Оловянные солдатики, стр. 5

– Ну и пусть.

На помост подняли увесистый мешок с песком и уложили на плоту бок о бок с “Самаритянином”.

– Майна! – рявкнул Мак-Интош.

Плот взметнулся над водой и стал без рывков опускаться. Снова наступила гулкая тишина.

– А здесь ведь логическая неувязка, – ни с того ни с сего заявил Голдвассер, и голос его загудел под самой крышей.

– Вира! – рявкнул Мак-Интош.

Всплеск воды слился с отголосками слов “неувязка” и “вира”, их пошло бросать от стены к стене, от резервуара к потолку.
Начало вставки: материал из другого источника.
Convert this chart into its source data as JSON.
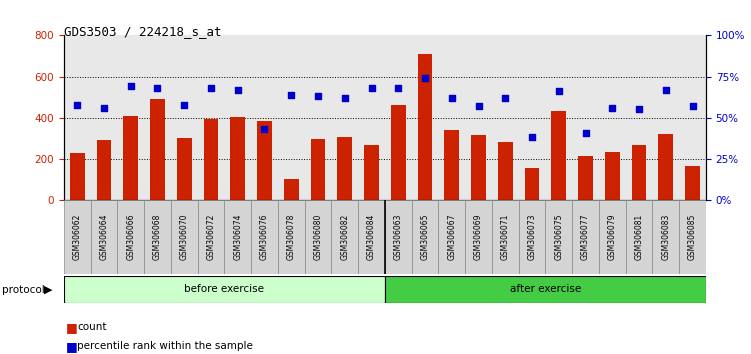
{
  "title": "GDS3503 / 224218_s_at",
  "categories": [
    "GSM306062",
    "GSM306064",
    "GSM306066",
    "GSM306068",
    "GSM306070",
    "GSM306072",
    "GSM306074",
    "GSM306076",
    "GSM306078",
    "GSM306080",
    "GSM306082",
    "GSM306084",
    "GSM306063",
    "GSM306065",
    "GSM306067",
    "GSM306069",
    "GSM306071",
    "GSM306073",
    "GSM306075",
    "GSM306077",
    "GSM306079",
    "GSM306081",
    "GSM306083",
    "GSM306085"
  ],
  "counts": [
    230,
    290,
    410,
    490,
    300,
    395,
    405,
    385,
    100,
    295,
    305,
    265,
    460,
    710,
    340,
    315,
    280,
    155,
    435,
    215,
    235,
    265,
    320,
    165
  ],
  "percentiles": [
    58,
    56,
    69,
    68,
    58,
    68,
    67,
    43,
    64,
    63,
    62,
    68,
    68,
    74,
    62,
    57,
    62,
    38,
    66,
    41,
    56,
    55,
    67,
    57
  ],
  "bar_color": "#cc2200",
  "dot_color": "#0000cc",
  "before_count": 12,
  "after_count": 12,
  "before_color": "#ccffcc",
  "after_color": "#44cc44",
  "before_label": "before exercise",
  "after_label": "after exercise",
  "protocol_label": "protocol",
  "count_label": "count",
  "percentile_label": "percentile rank within the sample",
  "ylim_left": [
    0,
    800
  ],
  "ylim_right": [
    0,
    100
  ],
  "yticks_left": [
    0,
    200,
    400,
    600,
    800
  ],
  "yticks_right": [
    0,
    25,
    50,
    75,
    100
  ],
  "background_color": "#ffffff",
  "plot_bg_color": "#e8e8e8"
}
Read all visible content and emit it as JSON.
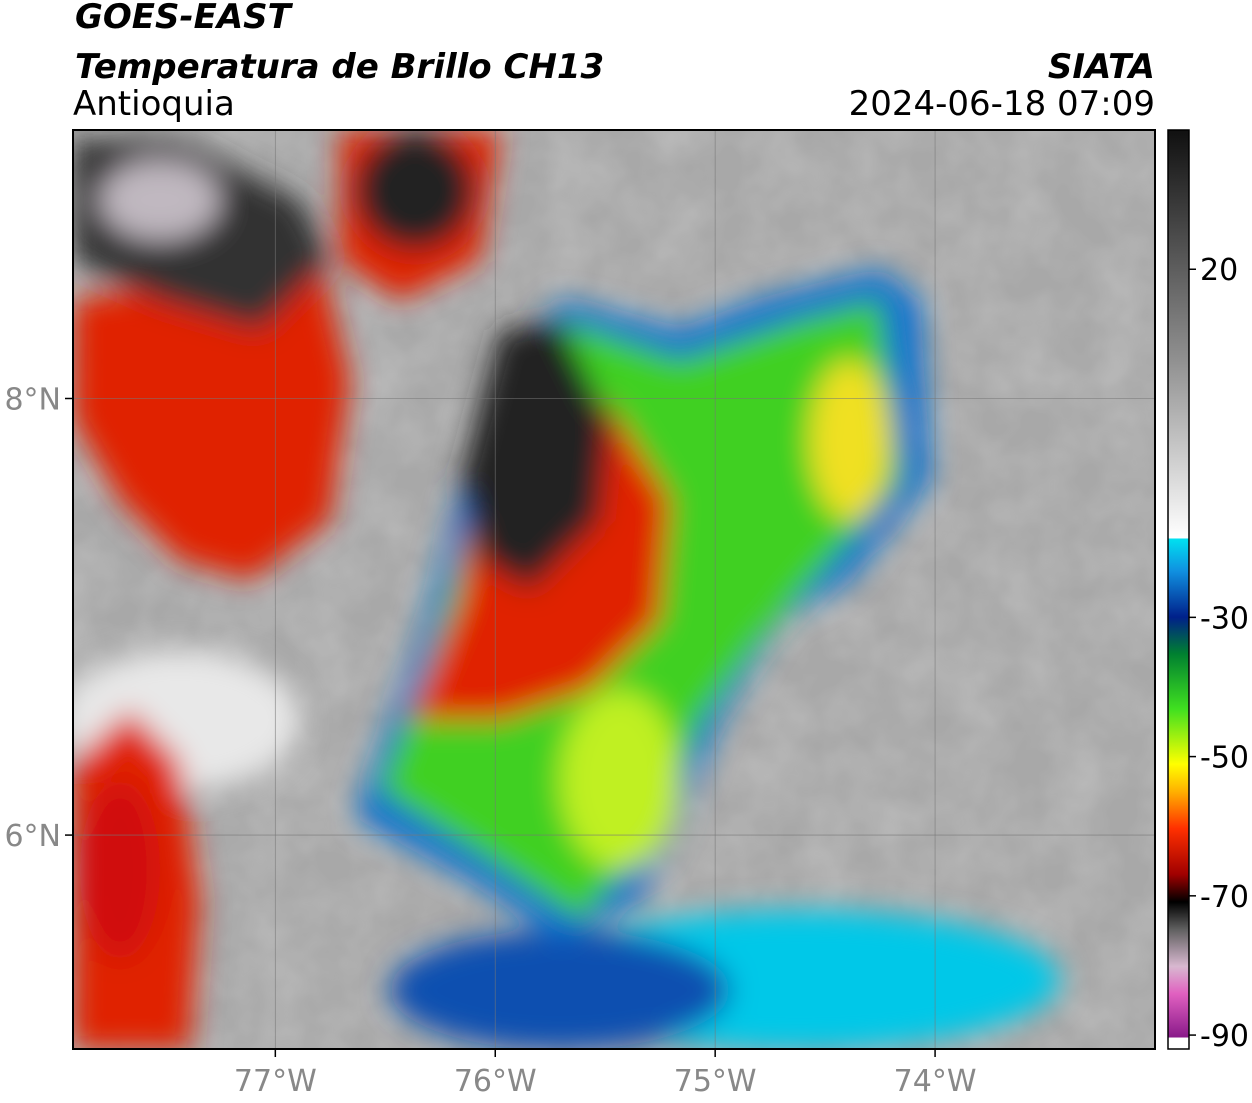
{
  "header": {
    "title": "GOES-EAST",
    "subtitle": "Temperatura de Brillo CH13",
    "region": "Antioquia",
    "source": "SIATA",
    "timestamp": "2024-06-18 07:09"
  },
  "map": {
    "xlim": [
      -77.92,
      -73.0
    ],
    "ylim": [
      5.02,
      9.23
    ],
    "xticks": [
      {
        "value": -77,
        "label": "77°W"
      },
      {
        "value": -76,
        "label": "76°W"
      },
      {
        "value": -75,
        "label": "75°W"
      },
      {
        "value": -74,
        "label": "74°W"
      }
    ],
    "yticks": [
      {
        "value": 8,
        "label": "8°N"
      },
      {
        "value": 6,
        "label": "6°N"
      }
    ],
    "grid": true
  },
  "colorbar": {
    "lim": [
      -92,
      40
    ],
    "ticks": [
      20,
      -30,
      -50,
      -70,
      -90
    ]
  }
}
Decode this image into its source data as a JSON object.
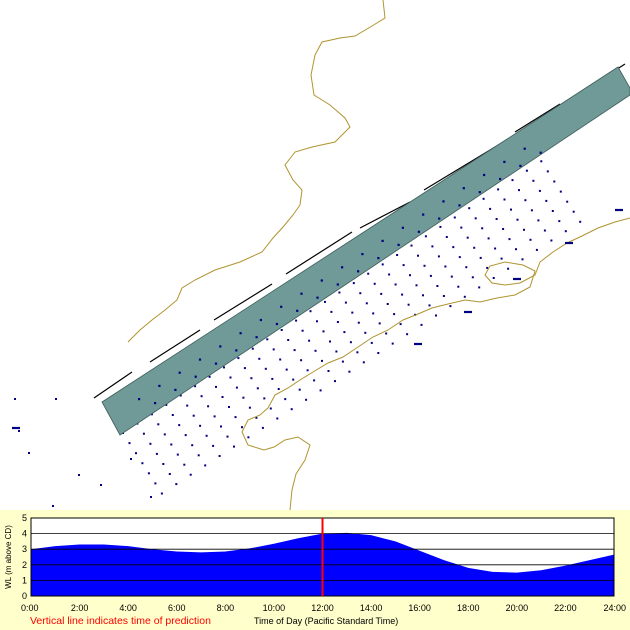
{
  "map": {
    "colors": {
      "background": "#ffffff",
      "shoreline": "#b09430",
      "channel_fill": "#6f9a98",
      "channel_stroke": "#3e5c5a",
      "arrow": "#000080",
      "bank_line": "#000000"
    }
  },
  "tide_panel": {
    "background": "#ffffcc",
    "note": "Vertical line indicates time of prediction",
    "note_color": "#ff0000"
  },
  "chart_data": {
    "type": "area",
    "ylabel": "WL (m above CD)",
    "xlabel": "Time of Day (Pacific Standard Time)",
    "ylim": [
      0,
      5
    ],
    "yticks": [
      "0",
      "1",
      "2",
      "3",
      "4",
      "5"
    ],
    "xlim": [
      0,
      24
    ],
    "xticks": [
      "0:00",
      "2:00",
      "4:00",
      "6:00",
      "8:00",
      "10:00",
      "12:00",
      "14:00",
      "16:00",
      "18:00",
      "20:00",
      "22:00",
      "24:00"
    ],
    "grid": true,
    "fill_color": "#0000ff",
    "marker_color": "#ff0000",
    "prediction_time_hours": 12,
    "x": [
      0,
      1,
      2,
      3,
      4,
      5,
      6,
      7,
      8,
      9,
      10,
      11,
      12,
      13,
      14,
      15,
      16,
      17,
      18,
      19,
      20,
      21,
      22,
      23,
      24
    ],
    "values": [
      3.0,
      3.2,
      3.3,
      3.3,
      3.2,
      3.0,
      2.85,
      2.8,
      2.85,
      3.05,
      3.35,
      3.7,
      4.0,
      4.05,
      3.9,
      3.5,
      2.9,
      2.3,
      1.8,
      1.55,
      1.5,
      1.65,
      1.95,
      2.3,
      2.65
    ]
  }
}
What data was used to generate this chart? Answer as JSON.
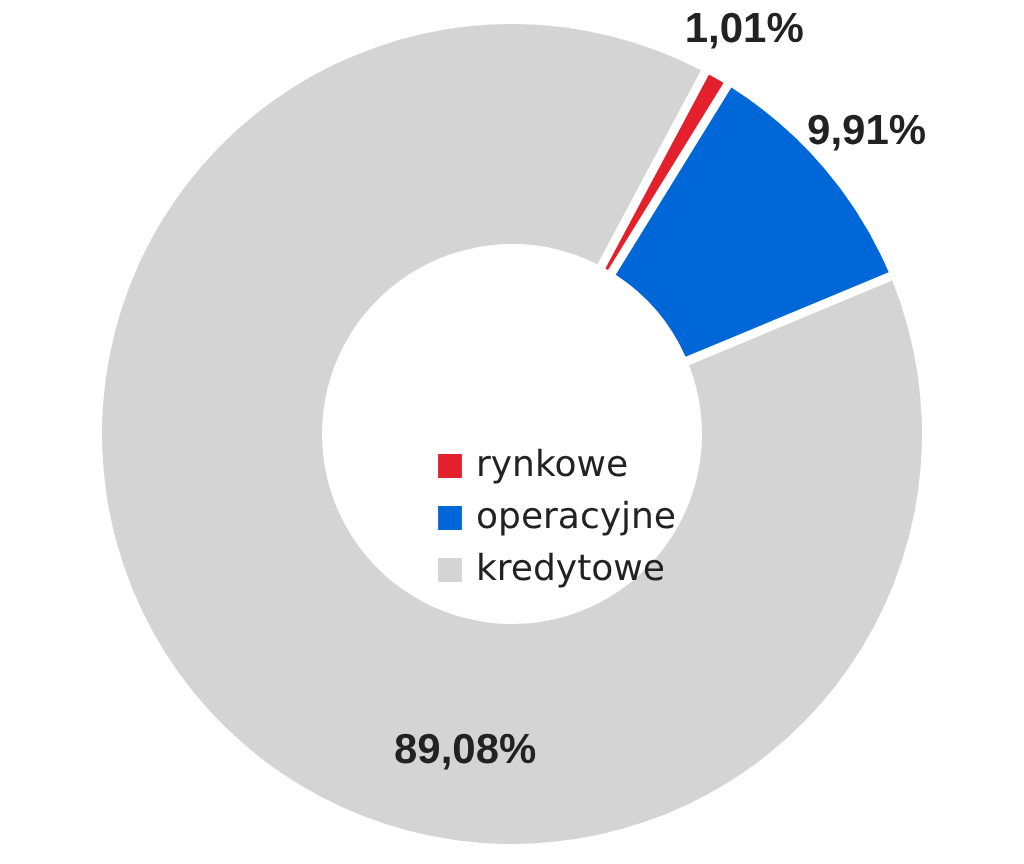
{
  "chart_data": {
    "type": "donut",
    "categories": [
      "rynkowe",
      "operacyjne",
      "kredytowe"
    ],
    "values": [
      1.01,
      9.91,
      89.08
    ],
    "colors": [
      "#e3202b",
      "#0067d8",
      "#d4d4d4"
    ],
    "value_labels": [
      "1,01%",
      "9,91%",
      "89,08%"
    ],
    "legend": "center"
  }
}
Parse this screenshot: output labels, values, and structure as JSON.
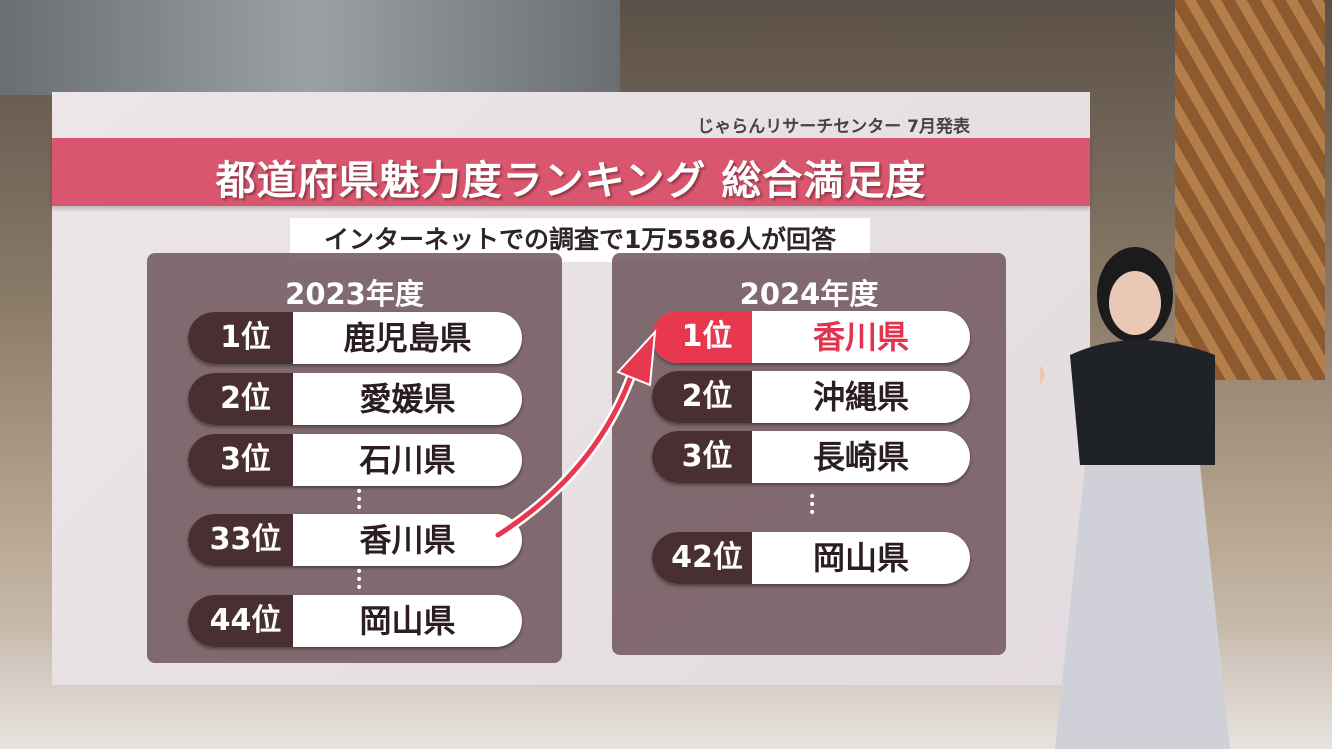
{
  "source": "じゃらんリサーチセンター 7月発表",
  "title": "都道府県魅力度ランキング 総合満足度",
  "subtitle": "インターネットでの調査で1万5586人が回答",
  "colors": {
    "title_bar": "#d9566e",
    "highlight": "#e8384f",
    "badge": "#4a2f32"
  },
  "left": {
    "year": "2023年度",
    "rows": [
      {
        "rank": "1位",
        "pref": "鹿児島県"
      },
      {
        "rank": "2位",
        "pref": "愛媛県"
      },
      {
        "rank": "3位",
        "pref": "石川県"
      },
      {
        "rank": "33位",
        "pref": "香川県"
      },
      {
        "rank": "44位",
        "pref": "岡山県"
      }
    ]
  },
  "right": {
    "year": "2024年度",
    "rows": [
      {
        "rank": "1位",
        "pref": "香川県"
      },
      {
        "rank": "2位",
        "pref": "沖縄県"
      },
      {
        "rank": "3位",
        "pref": "長崎県"
      },
      {
        "rank": "42位",
        "pref": "岡山県"
      }
    ]
  }
}
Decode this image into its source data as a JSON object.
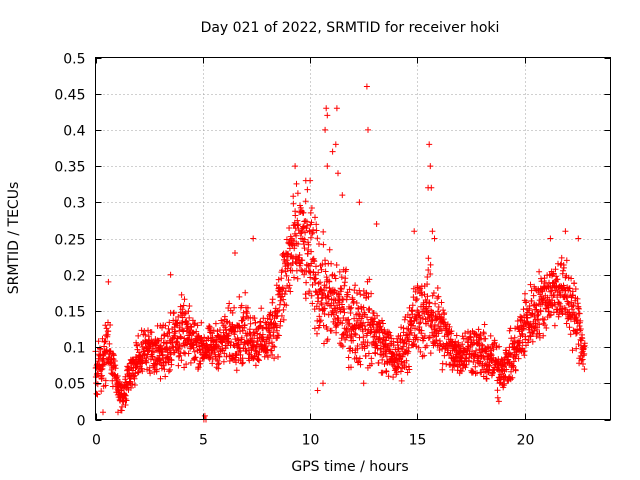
{
  "chart_data": {
    "type": "scatter",
    "title": "Day 021 of 2022, SRMTID for receiver hoki",
    "xlabel": "GPS time / hours",
    "ylabel": "SRMTID / TECUs",
    "xlim": [
      0,
      24
    ],
    "ylim": [
      0,
      0.5
    ],
    "xticks": [
      0,
      5,
      10,
      15,
      20
    ],
    "xtick_labels": [
      "0",
      "5",
      "10",
      "15",
      "20"
    ],
    "yticks": [
      0,
      0.05,
      0.1,
      0.15,
      0.2,
      0.25,
      0.3,
      0.35,
      0.4,
      0.45,
      0.5
    ],
    "ytick_labels": [
      "0",
      "0.05",
      "0.1",
      "0.15",
      "0.2",
      "0.25",
      "0.3",
      "0.35",
      "0.4",
      "0.45",
      "0.5"
    ],
    "grid": true,
    "marker": "+",
    "color": "#ff0000",
    "series": [
      {
        "name": "SRMTID",
        "profile": {
          "x": [
            0.0,
            0.3,
            0.6,
            0.9,
            1.2,
            1.5,
            2.0,
            2.5,
            3.0,
            3.5,
            4.0,
            4.5,
            5.0,
            5.5,
            6.0,
            6.5,
            7.0,
            7.5,
            8.0,
            8.5,
            9.0,
            9.5,
            10.0,
            10.5,
            11.0,
            11.5,
            12.0,
            12.5,
            13.0,
            13.5,
            14.0,
            14.5,
            15.0,
            15.5,
            16.0,
            16.5,
            17.0,
            17.5,
            18.0,
            18.5,
            19.0,
            19.5,
            20.0,
            20.5,
            21.0,
            21.5,
            22.0,
            22.5,
            22.8
          ],
          "y": [
            0.06,
            0.08,
            0.1,
            0.06,
            0.03,
            0.05,
            0.09,
            0.1,
            0.09,
            0.11,
            0.12,
            0.11,
            0.1,
            0.1,
            0.11,
            0.12,
            0.12,
            0.11,
            0.11,
            0.15,
            0.22,
            0.25,
            0.22,
            0.18,
            0.16,
            0.15,
            0.13,
            0.14,
            0.12,
            0.1,
            0.08,
            0.11,
            0.14,
            0.15,
            0.13,
            0.1,
            0.09,
            0.1,
            0.09,
            0.08,
            0.07,
            0.09,
            0.13,
            0.15,
            0.17,
            0.18,
            0.17,
            0.13,
            0.09
          ],
          "spread": [
            0.03,
            0.04,
            0.05,
            0.03,
            0.02,
            0.03,
            0.03,
            0.03,
            0.04,
            0.05,
            0.05,
            0.04,
            0.03,
            0.03,
            0.04,
            0.05,
            0.05,
            0.04,
            0.04,
            0.06,
            0.08,
            0.08,
            0.08,
            0.08,
            0.07,
            0.07,
            0.06,
            0.07,
            0.05,
            0.04,
            0.03,
            0.05,
            0.06,
            0.07,
            0.06,
            0.04,
            0.03,
            0.04,
            0.04,
            0.04,
            0.03,
            0.04,
            0.05,
            0.05,
            0.05,
            0.05,
            0.06,
            0.05,
            0.03
          ]
        },
        "points_per_hour": 110,
        "outliers": [
          {
            "x": 10.75,
            "y": 0.43
          },
          {
            "x": 10.8,
            "y": 0.42
          },
          {
            "x": 11.25,
            "y": 0.43
          },
          {
            "x": 12.65,
            "y": 0.46
          },
          {
            "x": 12.7,
            "y": 0.4
          },
          {
            "x": 10.7,
            "y": 0.4
          },
          {
            "x": 11.2,
            "y": 0.38
          },
          {
            "x": 11.05,
            "y": 0.37
          },
          {
            "x": 15.55,
            "y": 0.38
          },
          {
            "x": 15.6,
            "y": 0.35
          },
          {
            "x": 15.5,
            "y": 0.32
          },
          {
            "x": 15.65,
            "y": 0.32
          },
          {
            "x": 9.3,
            "y": 0.35
          },
          {
            "x": 9.8,
            "y": 0.33
          },
          {
            "x": 10.0,
            "y": 0.33
          },
          {
            "x": 10.8,
            "y": 0.35
          },
          {
            "x": 11.3,
            "y": 0.34
          },
          {
            "x": 11.5,
            "y": 0.31
          },
          {
            "x": 12.3,
            "y": 0.3
          },
          {
            "x": 13.1,
            "y": 0.27
          },
          {
            "x": 14.85,
            "y": 0.26
          },
          {
            "x": 15.7,
            "y": 0.26
          },
          {
            "x": 15.8,
            "y": 0.25
          },
          {
            "x": 21.2,
            "y": 0.25
          },
          {
            "x": 21.9,
            "y": 0.26
          },
          {
            "x": 22.5,
            "y": 0.25
          },
          {
            "x": 7.35,
            "y": 0.25
          },
          {
            "x": 6.5,
            "y": 0.23
          },
          {
            "x": 0.6,
            "y": 0.19
          },
          {
            "x": 3.5,
            "y": 0.2
          },
          {
            "x": 5.05,
            "y": 0.0
          },
          {
            "x": 5.1,
            "y": 0.005
          },
          {
            "x": 5.15,
            "y": 0.0
          },
          {
            "x": 0.35,
            "y": 0.01
          },
          {
            "x": 1.05,
            "y": 0.01
          },
          {
            "x": 1.4,
            "y": 0.02
          },
          {
            "x": 18.75,
            "y": 0.03
          },
          {
            "x": 18.8,
            "y": 0.025
          },
          {
            "x": 10.6,
            "y": 0.05
          },
          {
            "x": 10.35,
            "y": 0.04
          },
          {
            "x": 12.5,
            "y": 0.05
          }
        ]
      }
    ]
  }
}
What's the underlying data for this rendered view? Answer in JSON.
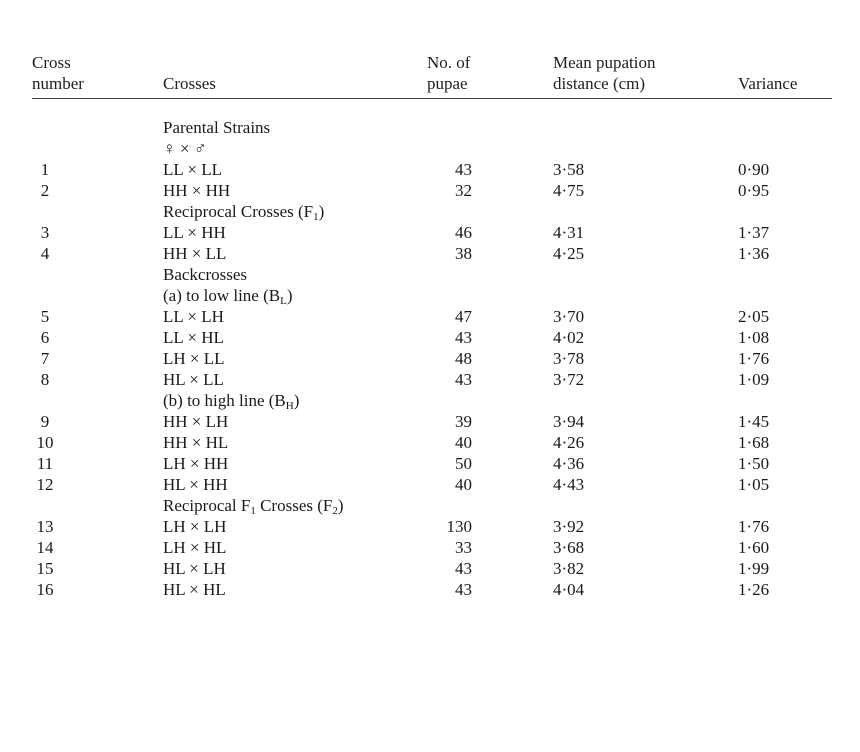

Пока плот восстанавливал равновесие, “Самаритянин” и мешок бесстрастно созерцали друг друга. Когда плот стало захлестывать, “Самаритянин” ухватил мешок и попытался измерить объем его черепа. Он сделал было свои четыре экономных движения, но, сбитый с толку не похожей на череп формой мешка, помедлил, принял какое-то решение, задумчиво пожужжал и замер в неподвижности.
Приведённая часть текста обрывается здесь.